Явление Героя из Пыли Веков - страница 27
Начиналась перепалка, которая явно грозила перерасти в нечто более серьезное. Богдан пытался увещевать «Лешего» цитатами из своих свитков, перемежая их с собственными «прозрениями» и обещаниями «духовного исцеления». Дровосек же отвечал ему отборной лесной бранью, перемежая ее с весьма недвусмысленными намеками на возможности своего топора. Филя уже прикидывал, какое дерево поблизости толще и сможет ли он на него забраться быстрее, чем этот «Леший» добежит до него с топором. «Богословский диспут» явно зашел в тупик. И топор в этом тупике играл решающую роль.
Часть 4: Дипломатия Фили (и бутылка).
В тот самый момент, когда «богословский диспут» между Богданом и «Лешим» достиг своего апогея, а топор в руках последнего начал описывать в воздухе весьма недвусмысленные круги, Филя понял, что пора спасать ситуацию. И свою шкуру, в первую очередь. Потому что перспектива быть «озаренным светом познания» с помощью дровосековой секиры его совершенно не прельщала. А уж Богдан, со своей верой в «изгнание нечистой силы» с помощью убеждения, явно доигрался бы до рубленых дров из собственных «доспехов».
– Эй, эй, почтенные! Да погодите вы топорами-то махать, да словами бранными кидаться! – внезапно раздался примирительный голос Фили, который, сделав самый миролюбивый и заискивающий вид, выскочил из-за ближайшего куста (где он уже примеривался, как бы побыстрее слинять). – Мир вам, добрые люди! Аль недобрые, это уж как посмотреть… Но все ж таки люди!
Дровосек, уже замахнувшийся топором (скорее для острастки, чем для реального удара, но кто ж его знает), на мгновение замер, переключив свое внимание на этого нового, вертлявого персонажа. Богдан тоже удивленно обернулся, не понимая, почему его «оруженосец» вмешивается в столь важный процесс «изгнания духов».
Филя же, не теряя времени, нырнул рукой за пазуху своего потертого сюртука и извлек оттуда… нет, не тайное оружие и не охранную грамоту, а нечто куда более действенное в подобных ситуациях – плоскую, тускло поблескивающую фляжку. Откуда она у него взялась – загадка. Возможно, это были остатки той самой «слезы Перуновой», которой они скрепляли союз в корчме. А может, он предусмотрительно выменял у Богдана какую-нибудь очередную «бесценную реликвию» (вроде особо ржавого гвоздя или дырявой пуговицы) на этот стратегический запас «дипломатического напитка», пока тот предавался своим героическим размышлениям.
– Вот, добрый человек, хозяин лесной, – Филя протянул фляжку дровосеку, и в глазах того мелькнул огонек интереса, вытеснивший на мгновение гнев. – Ты уж не гневайся на друга моего сердешного. Он у нас малость… того… впечатлительный. Книжек старинных начитался, вот ему везде и чудятся то змеи, то лешие. А на самом деле – он парень добрый, мухи не обидит… ну, если муха не окажется переодетым бесом, конечно. Так, может, по стаканчику, для мира да для знакомства? А то лес большой, тропок много, вдруг еще пересечемся, так лучше уж друзьями, чем… ну, сам понимаешь.
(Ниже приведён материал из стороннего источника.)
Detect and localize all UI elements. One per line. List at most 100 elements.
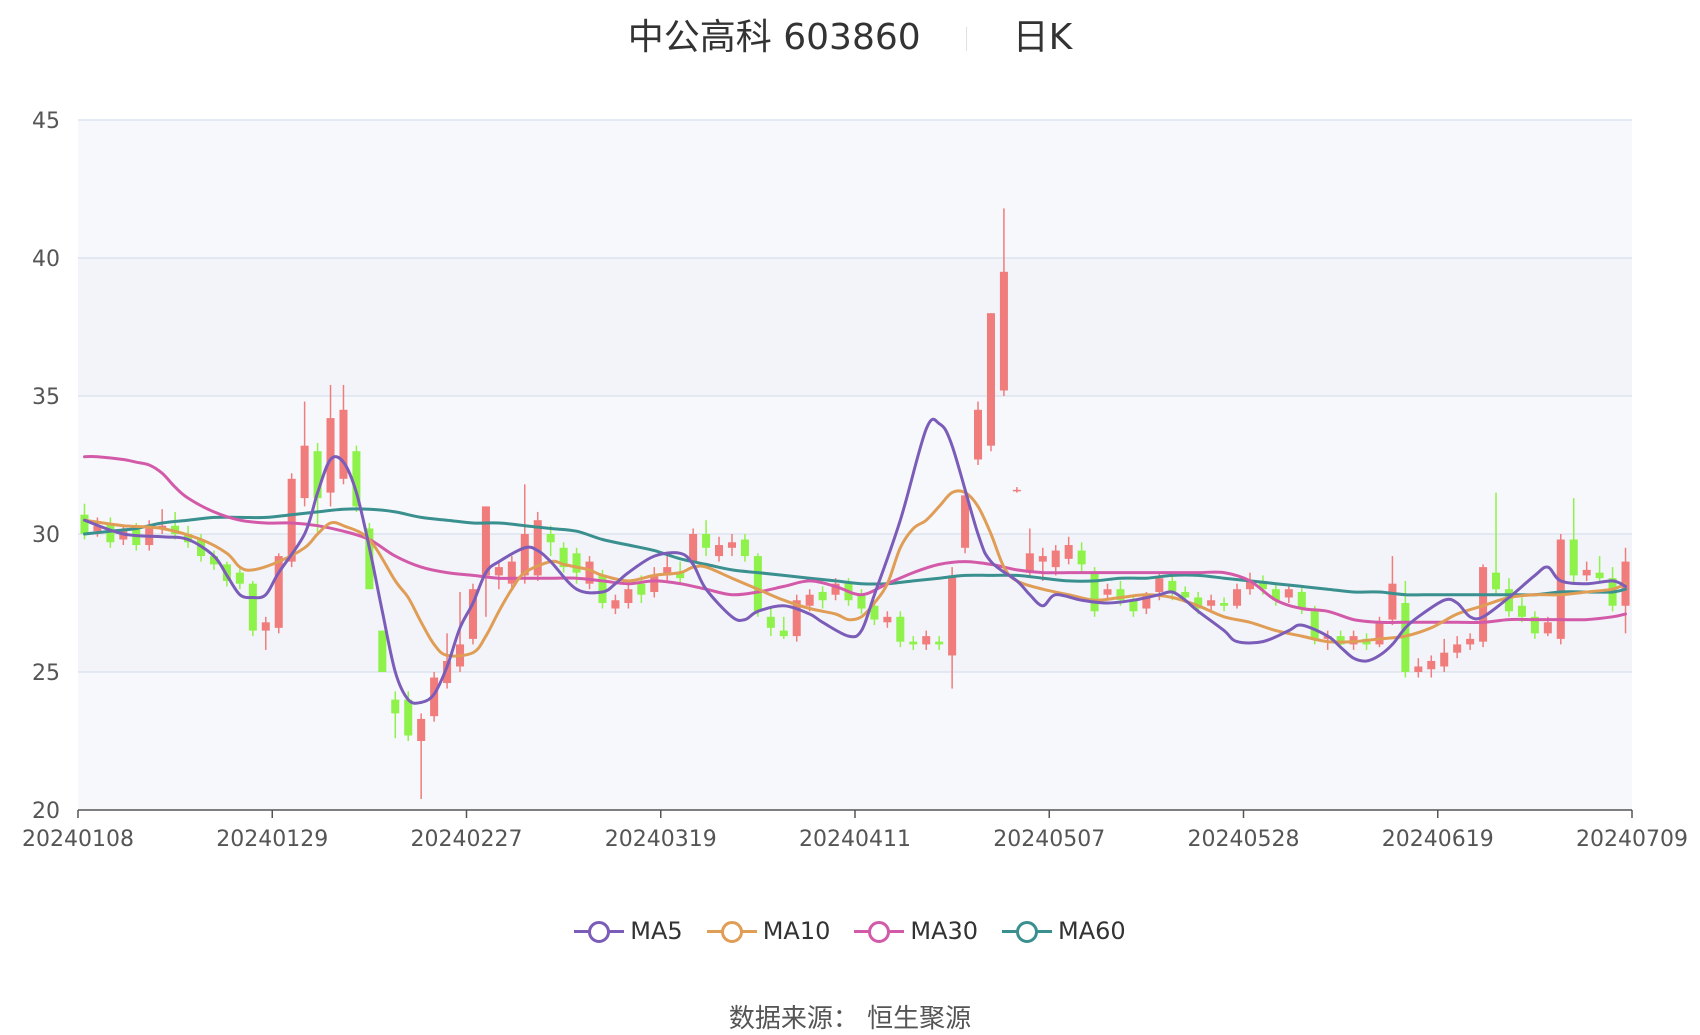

Дровосек опустил топор. Вид фляжки, да еще и предложенной с таким заискивающим видом, явно произвел на него впечатление. Он был уставший, злой, да и горло пересохло от работы и ругани. Перспектива «промочить» его чем-нибудь покрепче родниковой воды показалась ему куда более привлекательной, чем дальнейшие разборки с этими двумя чудаками.
Он недоверчиво взял фляжку, понюхал содержимое (аромат был ядреный, но знакомый), и, не говоря ни слова, сделал хороший глоток. Крякнул, утер губы тыльной стороной ладони и вернул фляжку Филе.